Pour cet agent des douanes que nous avons rencontré, le dossier des métaux ferreux et non ferreux « est intégré dans les missions » de l’institution. Il tiendra cependant à préciser que tous les exportateurs de ce produit ne sont pas des trafiquants. Statistiques à l’appui, il fera état des contrôles opérés durant les périodes 1994-1997 et 1998-2000 qui ont permis de vérifier 2 043 déclarations pour la première période et environ 7 000 pour la seconde. Ces contrôles ont permis de débusquer environ 573 et 275 fausses déclarations pour chacune des périodes évoquées. Une commission ad hoc a été créée par la direction générale des douanes pour suivre de près le dossier en date du 3 février 2001 et une mission présidée par le directeur général des douanes s’est rendue en France, principale destination des métaux, pour obtenir la collaboration des douanes françaises. Les sortes de fraude sont multiples et la facilité qu’ont les trafiquants à procéder à la location ou l’obtention de registres du commerce exige une attention et un contrôle quasi-permanents de la part des douaniers ainsi que des services de police et de la gendarmerie nationale. Une enquête est en cours au niveau de la gendarmerie nationale, nous explique notre source. Il s’agit de mettre à nu toute une filière. Des déchets non facturés ont été découverts par les douaniers et, sur cette base, l’enquête a été déclenchée. Elle concerne des entrepôts de déchets dans lesquels des produits sont stockés et que les enquêteurs soupçonnent qu’ils ont été volés. Une affaire parmi tant d’autres. Mais l’efficacité des douaniers met au jour plusieurs autres sortes de fraude : les plus classiques, dans le cas de l’exportation, sont la tricherie à la pesée, la nature des déchets exportés mais aussi les fausses déclarations et les fausses domiciliations. Pour cette dernière catégorie de fraude, tout comme pour le non-rapatriement des produits de l’exportation, le rôle des banques est important. Ces dernières sont régulièrement sollicitées pour faire état des exportateurs qui n’ont pas rapatrié les devises générées par leurs exportations. Le fait de ne pas rapatrier le produit des exportations constitue une infraction au contrôle des changes et aux mouvements de capitaux et les exportateurs sont nombreux à « oublier » de se conformer à cet aspect de la législation.

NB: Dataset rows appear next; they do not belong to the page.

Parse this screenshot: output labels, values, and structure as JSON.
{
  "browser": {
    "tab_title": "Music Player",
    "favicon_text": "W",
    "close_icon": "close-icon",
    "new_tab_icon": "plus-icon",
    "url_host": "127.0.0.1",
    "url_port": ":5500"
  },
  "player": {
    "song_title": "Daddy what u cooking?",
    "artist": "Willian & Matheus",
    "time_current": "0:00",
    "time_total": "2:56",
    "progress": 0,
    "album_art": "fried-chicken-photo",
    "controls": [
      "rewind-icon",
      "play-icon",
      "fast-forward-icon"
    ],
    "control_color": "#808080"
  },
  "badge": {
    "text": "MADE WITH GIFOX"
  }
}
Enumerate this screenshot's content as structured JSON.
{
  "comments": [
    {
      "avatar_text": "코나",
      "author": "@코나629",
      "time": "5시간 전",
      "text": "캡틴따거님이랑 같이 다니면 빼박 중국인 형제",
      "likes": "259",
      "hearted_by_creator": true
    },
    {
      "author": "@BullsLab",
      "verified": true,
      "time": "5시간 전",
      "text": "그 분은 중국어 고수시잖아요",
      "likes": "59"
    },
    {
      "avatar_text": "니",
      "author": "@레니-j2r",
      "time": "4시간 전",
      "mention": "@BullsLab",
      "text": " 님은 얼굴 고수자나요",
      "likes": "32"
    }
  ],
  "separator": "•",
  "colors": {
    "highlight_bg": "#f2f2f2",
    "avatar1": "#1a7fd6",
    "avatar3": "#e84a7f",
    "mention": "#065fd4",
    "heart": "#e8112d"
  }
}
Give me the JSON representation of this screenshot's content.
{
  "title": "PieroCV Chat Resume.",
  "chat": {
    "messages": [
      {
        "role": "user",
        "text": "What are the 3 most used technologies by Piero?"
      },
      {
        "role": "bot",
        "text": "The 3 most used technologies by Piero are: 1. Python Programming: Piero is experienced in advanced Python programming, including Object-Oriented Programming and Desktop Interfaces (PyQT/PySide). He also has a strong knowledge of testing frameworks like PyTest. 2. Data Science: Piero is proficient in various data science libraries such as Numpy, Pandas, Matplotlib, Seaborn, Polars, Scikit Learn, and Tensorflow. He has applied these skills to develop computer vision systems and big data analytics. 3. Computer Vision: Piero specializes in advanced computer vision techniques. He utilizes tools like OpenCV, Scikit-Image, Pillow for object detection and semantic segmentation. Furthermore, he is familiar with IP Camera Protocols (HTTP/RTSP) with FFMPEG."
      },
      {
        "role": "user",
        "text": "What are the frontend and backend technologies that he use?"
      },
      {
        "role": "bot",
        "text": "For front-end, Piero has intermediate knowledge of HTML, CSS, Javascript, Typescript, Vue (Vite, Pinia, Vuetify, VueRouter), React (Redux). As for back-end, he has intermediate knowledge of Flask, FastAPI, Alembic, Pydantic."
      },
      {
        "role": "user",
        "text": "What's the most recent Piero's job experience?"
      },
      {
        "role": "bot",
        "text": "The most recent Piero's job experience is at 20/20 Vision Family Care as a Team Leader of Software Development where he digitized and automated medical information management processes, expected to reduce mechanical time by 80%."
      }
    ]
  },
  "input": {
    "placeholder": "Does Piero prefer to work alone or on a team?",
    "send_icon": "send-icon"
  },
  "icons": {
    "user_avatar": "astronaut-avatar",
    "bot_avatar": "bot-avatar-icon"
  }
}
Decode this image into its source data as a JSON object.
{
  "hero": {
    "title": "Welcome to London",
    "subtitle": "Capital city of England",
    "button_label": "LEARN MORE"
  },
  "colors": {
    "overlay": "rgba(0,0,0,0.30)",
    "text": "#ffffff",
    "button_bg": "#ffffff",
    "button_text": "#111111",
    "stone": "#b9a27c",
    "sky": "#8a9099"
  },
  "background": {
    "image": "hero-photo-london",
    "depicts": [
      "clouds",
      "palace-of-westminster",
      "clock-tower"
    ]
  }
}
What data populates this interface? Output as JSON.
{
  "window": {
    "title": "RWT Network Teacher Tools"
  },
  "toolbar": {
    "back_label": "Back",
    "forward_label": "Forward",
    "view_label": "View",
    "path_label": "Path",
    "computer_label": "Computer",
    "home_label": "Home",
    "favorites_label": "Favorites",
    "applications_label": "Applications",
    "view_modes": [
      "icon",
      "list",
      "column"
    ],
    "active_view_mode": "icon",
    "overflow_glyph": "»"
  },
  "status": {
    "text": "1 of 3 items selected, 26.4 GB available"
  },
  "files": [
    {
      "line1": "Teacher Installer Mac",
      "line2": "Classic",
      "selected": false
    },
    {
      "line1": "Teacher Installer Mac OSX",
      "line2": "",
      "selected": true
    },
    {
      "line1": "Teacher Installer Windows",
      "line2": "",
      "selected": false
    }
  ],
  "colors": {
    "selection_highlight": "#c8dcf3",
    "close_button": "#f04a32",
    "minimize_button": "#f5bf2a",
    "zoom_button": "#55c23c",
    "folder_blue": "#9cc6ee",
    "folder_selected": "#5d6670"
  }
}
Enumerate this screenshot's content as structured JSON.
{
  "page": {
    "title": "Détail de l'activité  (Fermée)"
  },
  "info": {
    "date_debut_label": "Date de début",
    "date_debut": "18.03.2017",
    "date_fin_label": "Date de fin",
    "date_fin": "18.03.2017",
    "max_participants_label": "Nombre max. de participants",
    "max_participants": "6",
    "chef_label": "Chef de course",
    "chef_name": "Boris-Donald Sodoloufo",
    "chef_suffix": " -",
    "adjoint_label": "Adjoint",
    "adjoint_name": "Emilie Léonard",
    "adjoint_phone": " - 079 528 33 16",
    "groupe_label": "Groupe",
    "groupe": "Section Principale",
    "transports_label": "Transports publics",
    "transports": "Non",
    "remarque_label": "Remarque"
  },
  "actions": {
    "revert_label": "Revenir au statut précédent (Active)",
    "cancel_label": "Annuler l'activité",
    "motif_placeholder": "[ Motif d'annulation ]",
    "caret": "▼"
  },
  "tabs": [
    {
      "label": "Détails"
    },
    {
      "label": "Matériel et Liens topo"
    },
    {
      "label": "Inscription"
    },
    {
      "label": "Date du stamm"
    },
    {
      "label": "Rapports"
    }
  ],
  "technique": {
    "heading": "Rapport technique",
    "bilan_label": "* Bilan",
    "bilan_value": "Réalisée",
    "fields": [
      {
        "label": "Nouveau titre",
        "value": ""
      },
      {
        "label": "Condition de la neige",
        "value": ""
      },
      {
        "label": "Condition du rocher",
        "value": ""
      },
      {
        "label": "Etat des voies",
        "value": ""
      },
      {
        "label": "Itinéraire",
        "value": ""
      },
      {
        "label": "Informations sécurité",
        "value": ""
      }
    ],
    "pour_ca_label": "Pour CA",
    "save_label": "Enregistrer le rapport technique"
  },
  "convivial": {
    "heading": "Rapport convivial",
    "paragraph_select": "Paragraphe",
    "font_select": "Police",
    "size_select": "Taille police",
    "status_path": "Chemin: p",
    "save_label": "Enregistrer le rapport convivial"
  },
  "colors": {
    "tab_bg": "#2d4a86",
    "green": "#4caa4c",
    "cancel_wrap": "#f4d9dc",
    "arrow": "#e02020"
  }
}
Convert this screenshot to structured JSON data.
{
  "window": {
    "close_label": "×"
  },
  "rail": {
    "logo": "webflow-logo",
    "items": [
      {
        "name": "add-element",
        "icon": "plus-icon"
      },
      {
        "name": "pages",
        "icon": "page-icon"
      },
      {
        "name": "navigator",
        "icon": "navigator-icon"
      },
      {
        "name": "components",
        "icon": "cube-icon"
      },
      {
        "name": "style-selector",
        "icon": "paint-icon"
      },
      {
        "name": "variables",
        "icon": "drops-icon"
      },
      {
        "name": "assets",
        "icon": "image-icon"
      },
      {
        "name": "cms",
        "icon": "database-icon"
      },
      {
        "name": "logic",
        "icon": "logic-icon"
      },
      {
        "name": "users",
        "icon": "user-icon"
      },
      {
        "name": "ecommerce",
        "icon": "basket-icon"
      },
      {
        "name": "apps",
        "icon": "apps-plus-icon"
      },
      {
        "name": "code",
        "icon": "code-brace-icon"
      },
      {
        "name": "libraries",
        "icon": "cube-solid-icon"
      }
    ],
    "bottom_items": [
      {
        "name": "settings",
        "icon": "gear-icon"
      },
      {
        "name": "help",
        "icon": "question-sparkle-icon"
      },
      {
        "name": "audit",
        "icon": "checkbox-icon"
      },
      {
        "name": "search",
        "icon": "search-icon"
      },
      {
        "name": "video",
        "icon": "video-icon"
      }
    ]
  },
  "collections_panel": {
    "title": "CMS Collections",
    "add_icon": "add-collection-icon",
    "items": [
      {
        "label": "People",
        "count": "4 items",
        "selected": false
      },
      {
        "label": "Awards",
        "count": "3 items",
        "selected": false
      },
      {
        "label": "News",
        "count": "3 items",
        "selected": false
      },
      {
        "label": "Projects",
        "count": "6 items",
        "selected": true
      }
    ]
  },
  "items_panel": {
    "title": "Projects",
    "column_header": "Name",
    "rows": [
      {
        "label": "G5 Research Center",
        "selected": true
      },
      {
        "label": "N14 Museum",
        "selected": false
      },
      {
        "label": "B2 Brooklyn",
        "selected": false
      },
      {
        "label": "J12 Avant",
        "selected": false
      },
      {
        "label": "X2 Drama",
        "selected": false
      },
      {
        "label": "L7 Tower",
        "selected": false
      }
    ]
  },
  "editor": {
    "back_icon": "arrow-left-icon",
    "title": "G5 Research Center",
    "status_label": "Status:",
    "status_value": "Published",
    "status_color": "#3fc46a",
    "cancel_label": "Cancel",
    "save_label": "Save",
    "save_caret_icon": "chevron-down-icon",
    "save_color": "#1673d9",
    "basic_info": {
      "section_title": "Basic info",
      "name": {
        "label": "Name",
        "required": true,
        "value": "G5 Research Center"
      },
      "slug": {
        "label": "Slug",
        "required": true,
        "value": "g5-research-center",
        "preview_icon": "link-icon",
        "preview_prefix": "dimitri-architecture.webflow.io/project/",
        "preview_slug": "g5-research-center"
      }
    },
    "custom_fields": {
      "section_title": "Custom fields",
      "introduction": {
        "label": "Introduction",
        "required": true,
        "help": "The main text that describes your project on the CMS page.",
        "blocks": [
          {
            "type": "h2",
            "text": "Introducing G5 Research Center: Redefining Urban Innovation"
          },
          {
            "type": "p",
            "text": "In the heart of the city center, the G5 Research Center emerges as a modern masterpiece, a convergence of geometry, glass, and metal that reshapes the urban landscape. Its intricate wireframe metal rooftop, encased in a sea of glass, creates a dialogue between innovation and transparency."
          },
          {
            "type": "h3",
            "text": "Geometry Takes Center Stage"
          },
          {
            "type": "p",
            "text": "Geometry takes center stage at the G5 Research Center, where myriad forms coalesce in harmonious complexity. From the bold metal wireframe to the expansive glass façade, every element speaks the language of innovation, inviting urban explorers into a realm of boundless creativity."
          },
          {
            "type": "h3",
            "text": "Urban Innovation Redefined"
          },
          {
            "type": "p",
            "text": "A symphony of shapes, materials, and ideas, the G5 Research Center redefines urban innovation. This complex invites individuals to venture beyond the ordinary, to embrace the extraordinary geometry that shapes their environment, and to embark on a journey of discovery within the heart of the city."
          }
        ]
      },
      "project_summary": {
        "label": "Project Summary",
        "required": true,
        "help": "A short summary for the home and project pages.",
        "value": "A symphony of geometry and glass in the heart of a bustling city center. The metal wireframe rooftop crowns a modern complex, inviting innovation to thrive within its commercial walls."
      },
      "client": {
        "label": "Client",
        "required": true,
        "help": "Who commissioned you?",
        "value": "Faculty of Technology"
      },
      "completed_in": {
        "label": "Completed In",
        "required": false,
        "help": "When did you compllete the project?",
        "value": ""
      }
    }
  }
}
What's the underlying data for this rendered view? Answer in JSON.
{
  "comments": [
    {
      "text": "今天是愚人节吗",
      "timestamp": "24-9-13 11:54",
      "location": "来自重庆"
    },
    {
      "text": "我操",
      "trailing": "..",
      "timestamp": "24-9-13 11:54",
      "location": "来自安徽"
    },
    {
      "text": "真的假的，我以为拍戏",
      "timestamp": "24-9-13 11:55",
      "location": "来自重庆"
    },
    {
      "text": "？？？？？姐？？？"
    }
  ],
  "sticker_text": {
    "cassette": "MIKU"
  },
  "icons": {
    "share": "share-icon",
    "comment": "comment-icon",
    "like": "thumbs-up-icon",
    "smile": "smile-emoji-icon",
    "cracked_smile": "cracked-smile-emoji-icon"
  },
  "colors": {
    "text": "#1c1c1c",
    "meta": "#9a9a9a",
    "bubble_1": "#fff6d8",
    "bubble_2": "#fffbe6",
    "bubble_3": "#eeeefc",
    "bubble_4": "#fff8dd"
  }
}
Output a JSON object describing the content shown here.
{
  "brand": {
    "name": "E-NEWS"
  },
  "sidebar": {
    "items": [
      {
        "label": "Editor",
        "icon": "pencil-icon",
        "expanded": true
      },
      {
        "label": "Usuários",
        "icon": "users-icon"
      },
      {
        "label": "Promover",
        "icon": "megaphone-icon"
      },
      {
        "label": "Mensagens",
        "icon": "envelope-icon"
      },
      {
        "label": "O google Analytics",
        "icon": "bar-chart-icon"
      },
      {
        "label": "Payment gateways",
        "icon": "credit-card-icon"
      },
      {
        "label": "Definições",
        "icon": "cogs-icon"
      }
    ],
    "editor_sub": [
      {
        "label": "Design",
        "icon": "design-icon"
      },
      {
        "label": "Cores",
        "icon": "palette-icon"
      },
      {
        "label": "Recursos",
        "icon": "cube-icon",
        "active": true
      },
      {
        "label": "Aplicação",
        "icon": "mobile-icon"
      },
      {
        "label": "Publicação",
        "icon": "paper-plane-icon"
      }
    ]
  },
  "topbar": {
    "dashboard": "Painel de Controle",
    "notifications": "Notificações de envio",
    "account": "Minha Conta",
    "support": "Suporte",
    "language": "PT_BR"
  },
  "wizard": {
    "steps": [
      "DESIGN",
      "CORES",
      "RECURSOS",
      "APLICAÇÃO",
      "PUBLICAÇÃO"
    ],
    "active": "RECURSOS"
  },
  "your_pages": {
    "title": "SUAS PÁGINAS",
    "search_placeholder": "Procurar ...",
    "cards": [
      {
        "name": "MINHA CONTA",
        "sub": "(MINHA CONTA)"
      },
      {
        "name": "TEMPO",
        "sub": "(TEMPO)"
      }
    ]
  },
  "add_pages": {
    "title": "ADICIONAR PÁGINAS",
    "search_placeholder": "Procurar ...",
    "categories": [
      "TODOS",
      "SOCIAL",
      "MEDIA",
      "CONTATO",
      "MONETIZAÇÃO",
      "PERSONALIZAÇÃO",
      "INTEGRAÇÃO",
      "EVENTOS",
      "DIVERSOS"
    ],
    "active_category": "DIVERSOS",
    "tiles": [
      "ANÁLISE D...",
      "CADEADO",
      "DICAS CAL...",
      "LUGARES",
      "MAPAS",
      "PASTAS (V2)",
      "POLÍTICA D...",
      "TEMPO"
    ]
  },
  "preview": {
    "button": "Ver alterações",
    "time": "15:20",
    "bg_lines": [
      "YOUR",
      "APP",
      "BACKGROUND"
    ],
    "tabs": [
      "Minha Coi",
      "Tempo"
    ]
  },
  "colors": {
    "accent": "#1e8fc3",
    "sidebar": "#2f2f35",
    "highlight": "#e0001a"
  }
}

L’information, nerf de la guerre
Et c’est à ce niveau que le bât blesse. L’informatisation des statistiques bancaires n’est pas au niveau voulu par les services des douanes qui souhaiteraient avoir accès à ces données dans des délais plus courts. Des délais moindres permettraient aux douaniers de réagir plus vite et de déterminer de manière plus rapide les éventuelles infractions au régime des changes. Autre défaut de la cuirasse de la lutte contre la fraude à l’export, le maintien par le ministère du Commerce des agréments à des « exportateurs » fichés par les services des douanes ou de police et ayant commis des infractions.C’est ainsi qu’a été déclenchée l’affaire dite de la BDL de Bir El Atter, c’est un agent des douanes qui a initié une enquête. Le pot aux roses découvert, le directeur général des douanes a initié une réunion avec le PDG de la banque. L’enquête a permis la matérialisation de l’infraction par l’authentification des documents qui se sont révélés être des faux. Cette matérialisation a abouti à un dépôt de plainte, une alerte a été déclenchée et des contrôles a priori et a posteriori ont été multipliés. Les douaniers se disent plus que jamais déterminés à combattre le crime et la fraude, que cela soit à l’import ou à l’export. « Des lions qui ont mangé du tigre », affirme l’un d’entre eux en décrivant leur comportement face aux fraudeurs de tout acabit. Il restera pour eux à trouver les voies et moyens pour que la collaboration avec les banques atteignent le stade optimal.Ainsi, le bilan des douanes fait ressortir dans le cadre de la recherche et de la répression des pratiques de fraude grâce aux vérifications a posteriori opérées dans le cadre des brigades mixtes (douane, impôts, commerce) « de nombreux cas de vraies-fausses domiciliations bancaires ont été mises au jour » [...] « Dans le domaine cambiaire toujours, le suivi et l’analyse des transferts de fonds en devises étrangères effectuées par les voyageurs à l’occasion de leur sortie du territoire national ont fait ressortir l’ampleur des sommes exportées qui ont parfois atteint plusieurs milliards de centimes en une seule opération. L’alerte des pouvoirs publics a abouti à la fixation d’un montant maximum de monnaies étrangères autorisé à l’exportation par les particuliers (soit l’équivalent de 50 000 FF).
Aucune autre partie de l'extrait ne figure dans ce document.